Освобожденный от хедера в возрасте после десяти лет, я некоторое время, как уже упоминал, обучался у отца, главным образом Пророкам, а остальное время проводил ежедневно в молитвенном доме над изучением Талмуда. Один в пустом помещении, окруженный фолиантами, я углублялся в занятия, и гулко раздавался в пустом помещении мой детский напев, обычный при чтении Талмуда. Временами я испытывал минуты высокого подъема духа, доходящего до экстаза. И на всю мою жизнь незабвенными остались эти моменты высокого умственного напряжения и наслаждения, когда мысль ширится и ширится, мозг как бы разверзается и готов объять необъятное. По временам попадались мне в руки книги и не талмудического содержания.
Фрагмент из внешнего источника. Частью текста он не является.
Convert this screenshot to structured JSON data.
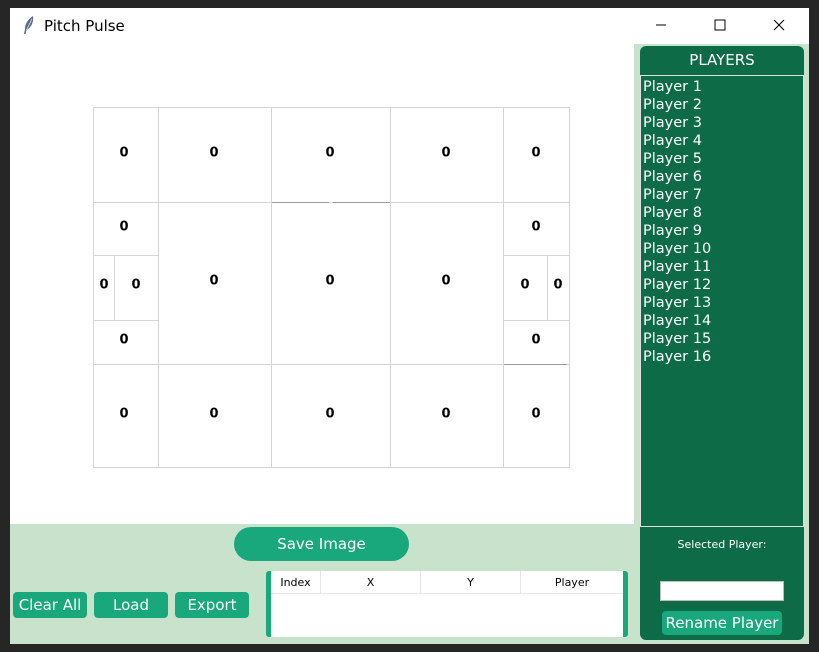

Помню те усилия, которые я прилагал, чтобы понять попавшее мне в руки философское сочинение Маймонида «Море-Небухим». В этом сочинении «Рамбам» (Маймонид) развивает Аристотелеву философию, приспособляя ее к еврейскому миросозерцанию. Я ловил отдельные мысли, но понимание общего оставалось для меня, само собою разумеется, недоступным, и мои усилия были напрасными. Пытался я неоднократно проникнуть и в лабиринт каббалы и усиленно стремился понять «Зогар», но дальше значения десяти сефирот[148] в понимании «Зогара» я собственными силами в это время пойти не мог. Никаких желаний выйти из заколдованного круга старой еврейской письменности у меня не проявлялось. Ничто не выводило меня на этот круг, и я с нетерпением ждал момента, когда буду отправлен в ешибот. Так прошло время, пока я достиг двенадцатилетнего возраста.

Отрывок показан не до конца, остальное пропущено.